Why did the Kremlin assassinate him then? Why was Maskhadov denied dignity in death and his relatives denied timely access to his body? Chechen separatist sympathizers among the local population will surely hate Russia all the more for this affront. By disgracing Maskhadov, the Kremlin also dishonors its own military, which the deceased leader often defeated in battle. Most Russian generals that fought Maskhadov or negotiated with him held the late Chechen president in high esteem.

In being denied a proper burial, Maskhadov resembles many of his fellow Chechens, the men, women and children who were kidnapped, tortured and massacred by the Russians and their local Chechen henchmen. Under the rule of President Vladimir Putin, occupied Chechnya has many unmarked mass graves.

This, apparently, is the main reason the Kremlin wanted Maskhadov dead and refused to negotiate an end to the war. Even a partial troop withdrawal from Chechnya and the arrival of international missions could document the true level of atrocities, perhaps comparable to those of the Slobodan Milosevic regime in Kosovo. While Putin rules, there will be no peace. The Kremlin rulers do not want to go the way of Milosevic.

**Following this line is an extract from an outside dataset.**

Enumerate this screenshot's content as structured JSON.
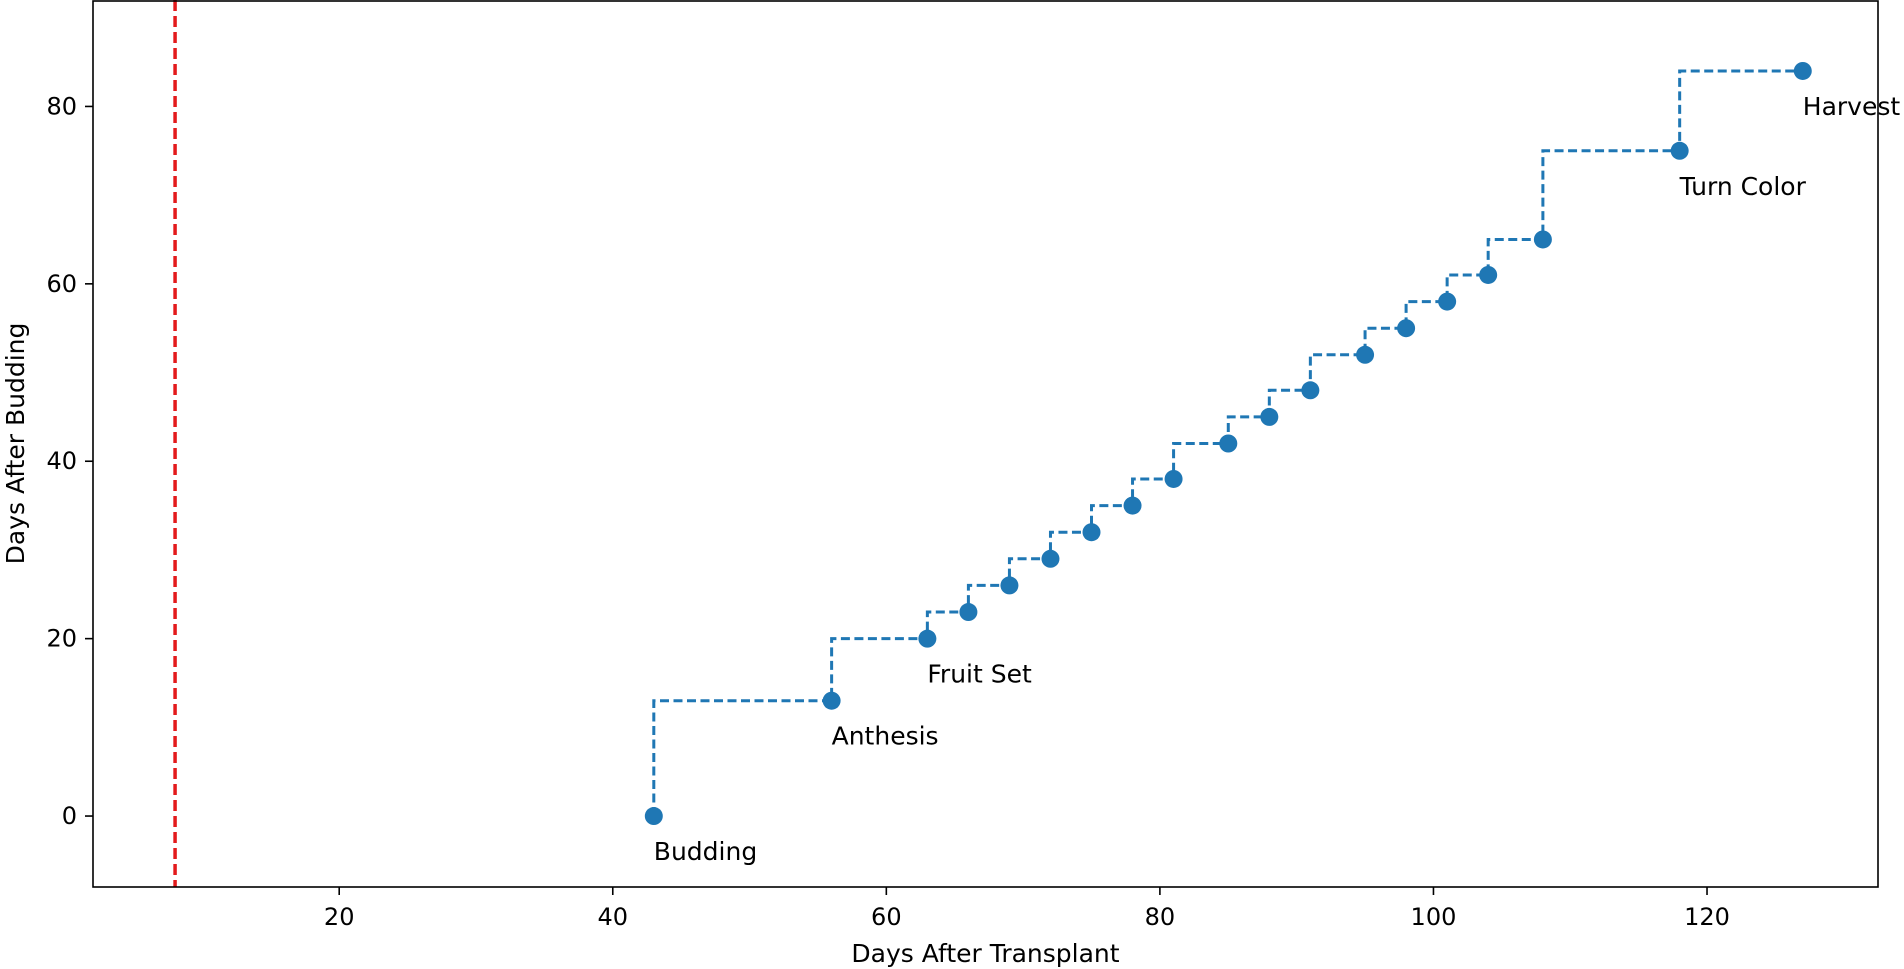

In the same issue, writing from a much more Kremlin-friendly perspective, U.S. academic Robert Bruce Ware expresses the belief that
whatever Chechen rebel leader Aslan Maskhadov may have been in 1995 or 1997, he was a terrorist on the day he died. As compared to a monster like Chechen commander Shamil Basayev, Maskhadov might have been described as a "moderate" up to 1998. In January 1997, he became the first and last legitimately elected president of Chechnya. However, his incapacity to cope with pressures endemic to Chechen society led to his drift toward radicalism beginning in the latter part of that year.
Ware considers that
because of his iconic status, Maskhadov's death was necessary for the stabilization of the North Caucasus, but it is far from sufficient. In all but his iconic status, Maskhadov will be quickly replaced, as Basayev would be. In order to begin stabilizing the North Caucasus, the Kremlin first must support human rights and genuine democratic procedures throughout the region, beginning with the upcoming Chechen parliamentary elections. Instead of consolidating corruption, the Kremlin, secondly, must strive to reduce it. Finally, Russian officials must stimulate dramatic and widespread economic development. Otherwise, poverty, unemployment, corruption and despair will continue to nourish radicalism, alienation and instability in the region. Westerners who claim to care about the peoples of the North Caucasus should put their money where their mouths are by offering tangible assistance to stimulate economic development in this region.

Meanwhile, it's reported that the house in which Maskhadov was killed has been demolished by Russian special forces, and speculation about the details of the assassination continues, with a suggestion, based on eyewitness accounts and off-the-cuff statements by Ramzan Kadyrov, that Maskhadov was actually shot in an execution-style murder, with a subsequent attempt by special forces to make his death seem the result of a "battle" which never actually took place.